Изменить размер шрифта - +

— Это не я, это Звонков придумал. Был у меня такой товарищ, он в ссылке умер.

— Да нет же, это вы, я наверное знаю. Неужели вы забыли? Такая немодная была пелерина, и ее уже поздно было штопать.

— От нее сейчас осталась одна дырка, — усмехнулся он.

Мы замолчали оба. Я думала об Ариадне, о ее прозрачном лице, о груди, которая светилась, когда она купалась в тазу. О том вечере, когда она ушла от нас, завязав ленты капора и взяв какой-то узел на руку бабьим извечным движением. И я думала о Самойлове, о том, что он на две трети прожил свою жизнь, что это свидание имеет для него какой-то важный смысл, и еще о том, что, глядя на меня, он меня не видит.

Я никогда не волнуюсь, я очень спокойная, но в тот вечер я волновалась ужасно, будто что-то могло зависеть от этого свидания. Из-за этого волнения я так плохо слушала его. Припоминаю слабый свет лампы в вонючем кафе, пятна сырости по стенам и его, конечно, оказавшегося куда меньше ростом, чем я думала: в детстве он казался мне высоким.

— Я вызвал вас сюда по очень важному для меня делу, Александра Евгеньевна. И важному, и спешному, — повторил он, улыбнувшись во весь рот. — Я хотел бы попросить прощения у вашего отца. Так-таки прощения, как бывает, когда люди каются. Вы могли бы помочь мне в этом?

Вероятно, лицо мое выразило удивление.

— Я перед ним очень грешен, очень виноват. Я у него дочь увел, хуже чем украл, почти что убил. Меня это чем дальше, тем больше мучает.

Тогда я расхохоталась ему прямо в лицо.

— Вы верите в эти глупости? Да вы с ума сошли! Неужели есть люди, которые верят в эти глупости?

Он отпустил столик, который все время держал.

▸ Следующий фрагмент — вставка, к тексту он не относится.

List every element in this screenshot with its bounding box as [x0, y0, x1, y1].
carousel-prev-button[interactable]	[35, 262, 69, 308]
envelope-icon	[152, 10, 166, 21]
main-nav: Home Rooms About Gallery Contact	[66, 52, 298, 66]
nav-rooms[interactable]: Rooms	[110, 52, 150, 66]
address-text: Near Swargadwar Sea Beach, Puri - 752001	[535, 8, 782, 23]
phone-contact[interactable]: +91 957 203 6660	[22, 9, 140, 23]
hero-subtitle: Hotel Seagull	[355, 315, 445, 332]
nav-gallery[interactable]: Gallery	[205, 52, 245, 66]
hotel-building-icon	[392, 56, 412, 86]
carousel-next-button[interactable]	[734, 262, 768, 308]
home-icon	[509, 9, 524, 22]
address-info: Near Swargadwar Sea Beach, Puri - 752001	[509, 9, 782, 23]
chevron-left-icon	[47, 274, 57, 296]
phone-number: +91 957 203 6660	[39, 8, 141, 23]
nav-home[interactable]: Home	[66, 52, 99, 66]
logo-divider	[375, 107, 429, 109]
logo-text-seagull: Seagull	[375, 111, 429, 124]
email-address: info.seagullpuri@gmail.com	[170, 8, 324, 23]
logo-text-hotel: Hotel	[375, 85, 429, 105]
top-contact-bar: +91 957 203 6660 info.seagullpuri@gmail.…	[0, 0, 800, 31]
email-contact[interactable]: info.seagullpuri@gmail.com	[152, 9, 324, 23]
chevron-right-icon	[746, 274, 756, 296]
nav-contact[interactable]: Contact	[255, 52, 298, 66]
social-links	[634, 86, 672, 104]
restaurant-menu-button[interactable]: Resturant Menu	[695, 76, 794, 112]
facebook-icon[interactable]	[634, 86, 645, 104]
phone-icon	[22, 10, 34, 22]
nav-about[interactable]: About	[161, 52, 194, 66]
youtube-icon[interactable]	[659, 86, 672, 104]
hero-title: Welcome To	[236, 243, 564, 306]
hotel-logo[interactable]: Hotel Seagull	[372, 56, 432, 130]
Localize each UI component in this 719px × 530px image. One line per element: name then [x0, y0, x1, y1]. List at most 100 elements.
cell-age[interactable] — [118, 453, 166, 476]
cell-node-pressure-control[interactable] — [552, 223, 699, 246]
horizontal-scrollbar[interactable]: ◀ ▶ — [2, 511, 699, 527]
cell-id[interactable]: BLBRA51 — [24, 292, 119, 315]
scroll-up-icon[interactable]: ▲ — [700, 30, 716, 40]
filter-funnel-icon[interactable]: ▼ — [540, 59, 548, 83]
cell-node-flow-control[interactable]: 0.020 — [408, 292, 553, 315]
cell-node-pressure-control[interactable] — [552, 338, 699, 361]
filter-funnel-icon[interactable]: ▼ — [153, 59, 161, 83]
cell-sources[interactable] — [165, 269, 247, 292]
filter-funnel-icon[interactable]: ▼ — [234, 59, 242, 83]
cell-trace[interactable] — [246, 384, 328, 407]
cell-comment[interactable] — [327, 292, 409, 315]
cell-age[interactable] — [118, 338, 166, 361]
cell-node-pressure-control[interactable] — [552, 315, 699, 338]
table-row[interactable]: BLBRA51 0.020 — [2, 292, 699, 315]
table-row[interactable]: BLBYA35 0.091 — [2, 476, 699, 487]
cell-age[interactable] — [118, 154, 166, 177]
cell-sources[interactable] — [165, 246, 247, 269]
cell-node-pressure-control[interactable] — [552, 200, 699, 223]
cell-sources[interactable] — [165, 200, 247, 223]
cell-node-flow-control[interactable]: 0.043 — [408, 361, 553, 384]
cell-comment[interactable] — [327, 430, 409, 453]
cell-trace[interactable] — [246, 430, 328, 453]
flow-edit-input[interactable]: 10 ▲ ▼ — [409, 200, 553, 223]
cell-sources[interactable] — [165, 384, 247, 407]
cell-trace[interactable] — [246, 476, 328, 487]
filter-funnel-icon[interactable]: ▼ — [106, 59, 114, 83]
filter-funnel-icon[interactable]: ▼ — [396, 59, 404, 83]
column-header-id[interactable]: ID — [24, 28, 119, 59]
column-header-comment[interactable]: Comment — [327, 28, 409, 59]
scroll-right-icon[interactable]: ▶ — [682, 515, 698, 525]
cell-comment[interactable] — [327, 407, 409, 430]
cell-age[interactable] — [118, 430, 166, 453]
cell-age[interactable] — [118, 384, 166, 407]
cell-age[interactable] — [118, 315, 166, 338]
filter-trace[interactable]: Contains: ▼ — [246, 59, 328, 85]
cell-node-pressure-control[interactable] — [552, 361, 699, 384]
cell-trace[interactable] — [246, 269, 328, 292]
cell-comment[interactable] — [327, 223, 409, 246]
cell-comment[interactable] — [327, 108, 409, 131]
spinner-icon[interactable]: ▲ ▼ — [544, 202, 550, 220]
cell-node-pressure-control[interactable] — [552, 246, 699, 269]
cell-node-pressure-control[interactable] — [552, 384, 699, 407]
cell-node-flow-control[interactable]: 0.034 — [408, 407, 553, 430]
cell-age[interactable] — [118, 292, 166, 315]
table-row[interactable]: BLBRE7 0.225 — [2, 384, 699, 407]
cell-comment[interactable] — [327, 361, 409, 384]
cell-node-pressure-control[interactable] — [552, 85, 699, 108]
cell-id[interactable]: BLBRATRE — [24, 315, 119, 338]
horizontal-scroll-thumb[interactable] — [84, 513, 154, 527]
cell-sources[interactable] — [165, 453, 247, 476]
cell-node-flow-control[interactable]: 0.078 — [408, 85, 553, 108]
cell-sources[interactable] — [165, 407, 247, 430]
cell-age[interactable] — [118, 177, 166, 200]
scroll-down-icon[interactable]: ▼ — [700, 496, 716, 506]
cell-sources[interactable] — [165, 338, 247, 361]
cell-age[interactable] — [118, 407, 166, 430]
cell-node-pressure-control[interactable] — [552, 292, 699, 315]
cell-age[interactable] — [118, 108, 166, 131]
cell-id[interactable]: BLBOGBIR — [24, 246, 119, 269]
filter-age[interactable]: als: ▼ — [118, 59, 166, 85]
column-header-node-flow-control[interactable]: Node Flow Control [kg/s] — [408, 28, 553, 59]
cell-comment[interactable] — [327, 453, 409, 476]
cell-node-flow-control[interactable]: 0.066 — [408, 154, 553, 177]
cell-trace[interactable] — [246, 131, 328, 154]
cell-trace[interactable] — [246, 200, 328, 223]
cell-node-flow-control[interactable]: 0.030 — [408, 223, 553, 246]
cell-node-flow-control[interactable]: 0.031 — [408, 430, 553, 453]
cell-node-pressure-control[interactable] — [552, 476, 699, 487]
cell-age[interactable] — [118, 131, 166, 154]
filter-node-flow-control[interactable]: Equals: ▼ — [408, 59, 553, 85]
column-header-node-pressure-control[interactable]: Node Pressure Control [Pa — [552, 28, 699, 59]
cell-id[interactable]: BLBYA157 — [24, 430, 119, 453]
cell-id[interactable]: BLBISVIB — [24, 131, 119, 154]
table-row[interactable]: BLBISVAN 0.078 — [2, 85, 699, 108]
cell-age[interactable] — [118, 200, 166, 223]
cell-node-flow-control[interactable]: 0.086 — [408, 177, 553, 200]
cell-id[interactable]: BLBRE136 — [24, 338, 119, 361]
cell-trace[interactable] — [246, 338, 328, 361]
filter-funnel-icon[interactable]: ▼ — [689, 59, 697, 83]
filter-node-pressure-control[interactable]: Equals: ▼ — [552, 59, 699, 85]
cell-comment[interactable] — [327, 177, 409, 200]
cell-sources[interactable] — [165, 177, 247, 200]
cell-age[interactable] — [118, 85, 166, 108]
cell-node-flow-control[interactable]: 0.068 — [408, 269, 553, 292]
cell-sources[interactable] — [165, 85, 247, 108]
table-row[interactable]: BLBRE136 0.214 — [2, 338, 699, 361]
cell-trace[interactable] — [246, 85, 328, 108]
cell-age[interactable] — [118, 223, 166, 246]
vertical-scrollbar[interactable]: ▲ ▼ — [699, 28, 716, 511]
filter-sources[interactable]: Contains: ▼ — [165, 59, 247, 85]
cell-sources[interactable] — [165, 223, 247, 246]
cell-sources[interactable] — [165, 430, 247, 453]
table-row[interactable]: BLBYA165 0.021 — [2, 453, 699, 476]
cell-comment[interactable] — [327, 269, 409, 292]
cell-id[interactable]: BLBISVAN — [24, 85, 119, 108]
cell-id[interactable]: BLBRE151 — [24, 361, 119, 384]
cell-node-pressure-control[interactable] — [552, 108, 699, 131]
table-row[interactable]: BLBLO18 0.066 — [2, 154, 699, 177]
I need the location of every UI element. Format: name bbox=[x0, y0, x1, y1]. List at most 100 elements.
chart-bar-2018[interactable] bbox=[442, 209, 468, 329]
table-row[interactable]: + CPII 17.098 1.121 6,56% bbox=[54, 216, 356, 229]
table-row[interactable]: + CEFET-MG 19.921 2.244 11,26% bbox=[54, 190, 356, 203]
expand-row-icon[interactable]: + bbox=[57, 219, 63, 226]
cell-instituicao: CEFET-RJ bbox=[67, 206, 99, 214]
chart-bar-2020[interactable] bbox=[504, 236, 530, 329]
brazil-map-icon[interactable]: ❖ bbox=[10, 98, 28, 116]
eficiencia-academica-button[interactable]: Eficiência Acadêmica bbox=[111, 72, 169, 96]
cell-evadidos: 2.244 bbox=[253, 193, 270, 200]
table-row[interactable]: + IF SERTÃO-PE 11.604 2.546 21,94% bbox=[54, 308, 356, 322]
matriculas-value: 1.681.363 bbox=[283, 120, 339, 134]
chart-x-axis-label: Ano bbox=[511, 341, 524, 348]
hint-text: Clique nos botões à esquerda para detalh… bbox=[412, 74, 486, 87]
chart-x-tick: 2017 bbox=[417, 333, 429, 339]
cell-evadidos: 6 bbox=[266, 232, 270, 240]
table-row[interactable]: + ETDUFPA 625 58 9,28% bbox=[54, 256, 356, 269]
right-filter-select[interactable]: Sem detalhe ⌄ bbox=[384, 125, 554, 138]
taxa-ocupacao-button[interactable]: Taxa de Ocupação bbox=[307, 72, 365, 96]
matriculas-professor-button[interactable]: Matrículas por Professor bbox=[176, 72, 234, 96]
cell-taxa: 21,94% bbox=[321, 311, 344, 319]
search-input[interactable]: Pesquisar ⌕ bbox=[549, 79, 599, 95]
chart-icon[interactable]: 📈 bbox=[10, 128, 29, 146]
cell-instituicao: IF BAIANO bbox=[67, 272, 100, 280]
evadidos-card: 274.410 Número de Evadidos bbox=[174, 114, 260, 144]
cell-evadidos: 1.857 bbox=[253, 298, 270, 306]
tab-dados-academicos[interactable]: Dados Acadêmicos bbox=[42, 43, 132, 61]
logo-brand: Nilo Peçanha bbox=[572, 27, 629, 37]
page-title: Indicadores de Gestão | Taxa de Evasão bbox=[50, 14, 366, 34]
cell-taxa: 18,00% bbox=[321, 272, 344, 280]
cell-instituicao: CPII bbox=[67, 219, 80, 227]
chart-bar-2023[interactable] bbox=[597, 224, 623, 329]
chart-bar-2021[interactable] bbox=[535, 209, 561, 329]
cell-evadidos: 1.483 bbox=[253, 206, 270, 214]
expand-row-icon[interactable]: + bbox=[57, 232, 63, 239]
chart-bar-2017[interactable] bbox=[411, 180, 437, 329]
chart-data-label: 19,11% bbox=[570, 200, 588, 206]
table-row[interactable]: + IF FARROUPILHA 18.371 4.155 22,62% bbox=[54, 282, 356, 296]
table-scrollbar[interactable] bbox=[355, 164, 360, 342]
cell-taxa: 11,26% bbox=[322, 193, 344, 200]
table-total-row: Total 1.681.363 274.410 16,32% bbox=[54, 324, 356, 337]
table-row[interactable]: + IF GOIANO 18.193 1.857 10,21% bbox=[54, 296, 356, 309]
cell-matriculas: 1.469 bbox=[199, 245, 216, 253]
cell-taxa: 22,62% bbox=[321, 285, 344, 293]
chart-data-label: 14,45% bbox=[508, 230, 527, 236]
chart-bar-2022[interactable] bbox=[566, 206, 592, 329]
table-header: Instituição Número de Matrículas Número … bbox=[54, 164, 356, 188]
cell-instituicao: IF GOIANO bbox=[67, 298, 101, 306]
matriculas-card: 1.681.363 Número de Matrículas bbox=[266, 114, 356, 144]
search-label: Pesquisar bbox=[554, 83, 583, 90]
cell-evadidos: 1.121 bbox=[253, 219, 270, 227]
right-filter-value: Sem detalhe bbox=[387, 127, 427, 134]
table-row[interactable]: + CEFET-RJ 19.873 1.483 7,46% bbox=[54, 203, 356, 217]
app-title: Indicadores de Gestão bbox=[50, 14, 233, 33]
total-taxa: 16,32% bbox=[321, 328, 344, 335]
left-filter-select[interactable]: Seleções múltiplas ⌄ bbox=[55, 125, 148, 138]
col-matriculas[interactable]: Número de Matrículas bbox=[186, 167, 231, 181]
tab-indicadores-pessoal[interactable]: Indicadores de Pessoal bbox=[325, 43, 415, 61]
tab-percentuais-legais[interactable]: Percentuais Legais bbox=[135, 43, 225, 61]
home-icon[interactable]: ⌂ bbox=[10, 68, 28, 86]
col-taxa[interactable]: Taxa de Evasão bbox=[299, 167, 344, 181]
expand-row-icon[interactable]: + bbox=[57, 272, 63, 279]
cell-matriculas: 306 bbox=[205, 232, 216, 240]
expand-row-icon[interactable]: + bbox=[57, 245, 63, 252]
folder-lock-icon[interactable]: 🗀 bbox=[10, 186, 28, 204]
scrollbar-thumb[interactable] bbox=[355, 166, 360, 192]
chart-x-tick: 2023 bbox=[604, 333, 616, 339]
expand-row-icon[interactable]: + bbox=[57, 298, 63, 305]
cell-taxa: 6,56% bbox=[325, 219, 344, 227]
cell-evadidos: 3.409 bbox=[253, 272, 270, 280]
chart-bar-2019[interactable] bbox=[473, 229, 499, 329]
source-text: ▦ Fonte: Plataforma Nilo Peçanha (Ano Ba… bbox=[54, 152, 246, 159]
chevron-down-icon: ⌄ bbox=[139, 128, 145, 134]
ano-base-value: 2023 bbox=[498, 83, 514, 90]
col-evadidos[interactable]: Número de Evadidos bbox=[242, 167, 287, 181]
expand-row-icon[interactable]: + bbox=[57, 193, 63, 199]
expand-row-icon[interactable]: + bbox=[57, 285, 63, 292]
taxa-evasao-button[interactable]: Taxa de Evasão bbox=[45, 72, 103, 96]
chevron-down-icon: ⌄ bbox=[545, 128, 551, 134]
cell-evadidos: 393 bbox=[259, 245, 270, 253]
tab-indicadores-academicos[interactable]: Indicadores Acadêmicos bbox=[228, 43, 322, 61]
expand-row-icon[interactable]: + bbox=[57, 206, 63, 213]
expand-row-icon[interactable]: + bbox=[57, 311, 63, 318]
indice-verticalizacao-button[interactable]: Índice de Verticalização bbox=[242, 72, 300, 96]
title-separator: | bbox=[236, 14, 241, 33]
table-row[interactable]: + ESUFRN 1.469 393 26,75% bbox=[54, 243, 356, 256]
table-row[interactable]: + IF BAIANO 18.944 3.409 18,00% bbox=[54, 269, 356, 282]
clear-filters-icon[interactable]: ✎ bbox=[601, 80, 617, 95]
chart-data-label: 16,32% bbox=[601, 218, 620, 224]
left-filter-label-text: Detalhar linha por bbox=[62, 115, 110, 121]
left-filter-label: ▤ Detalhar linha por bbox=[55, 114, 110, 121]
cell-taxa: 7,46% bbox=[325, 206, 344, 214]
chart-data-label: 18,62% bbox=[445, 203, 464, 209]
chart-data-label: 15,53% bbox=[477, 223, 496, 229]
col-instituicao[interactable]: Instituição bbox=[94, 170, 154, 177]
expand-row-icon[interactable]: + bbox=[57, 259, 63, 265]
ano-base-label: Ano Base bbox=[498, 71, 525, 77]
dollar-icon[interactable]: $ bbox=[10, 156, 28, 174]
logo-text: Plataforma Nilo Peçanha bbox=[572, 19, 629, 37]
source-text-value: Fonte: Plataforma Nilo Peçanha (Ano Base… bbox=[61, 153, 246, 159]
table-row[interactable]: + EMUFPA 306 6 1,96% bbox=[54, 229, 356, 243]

— Не знаю, что вам ответить на это, — сказал он. — Быть может, надо бы промолчать. Или сказать, что есть, есть такие люди, которые верят, напрасно, мол, вам кажется, что их нет. Да ведь вы и сами знаете, что их не так мало. Я думаю, между прочим, что если бы их вовсе не было, в мире было бы очень неуютно.

— Почему?

— А вы представьте себе: вот вы встаете однажды утром, день как день, дождик идет, и вдруг вы узнаете, что то все отменено, что касалось там всяких глупостей, но не так, как в России, где только всего и сделали, что из тысячи церквей оставили одну, а попов отдали в арестные дома. Нет, отменено временем, веком все, связанное с совестью, с сознанием греха, с «блаженны плачущие». Секрет утерян. Остались, так сказать, только права человека и гражданина, да уголовный кодекс. И никто больше ни в чем не сомневается, никто не молится. Вам не было бы страшно?

Я неподвижно молчала.

— Подумайте и скажите. Я ведь знаю, вы, наверное, никогда, никогда…

— Вот именно, — перебила я его, — даже к заутрени. Я потянулась к старенькому, вытертому портсигару, из которого он только что закурил, и вдруг почувствовала, что солгать не посмею.

— Да, это удивительно, но мне стало бы не по себе, — сказала я, — да, мне стало бы неуютно, если бы т о совсем кончилось.

Он едва услышал мой ответ. Какая-то новая мысль овладела им.

— Есть ли у вас кто-нибудь очень близкий, очень дорогой? Нет? Совсем никогда не было? Ну, тогда подумайте о вашей матери. Вы ведь помните ее? Представьте себе, вам скажут, что она была богохульницей, богоотступницей, — ведь это все равно что узнать, что отец был безносый. Вы смеетесь? (Я не смеялась.) Отчего это каждому человеку хочется, чтобы мать у него непременно в какой-нибудь церквушке «припадала», чтобы она, так сказать, за него умела замаливать? И потом, на том свете, тоже немножко…

Я молча пожала плечами.

— Вы знаете, самый холодный, как камень холодный человек хочет, чтобы возлюбленная его умела с Богом поговорить и его детей бы этому учила.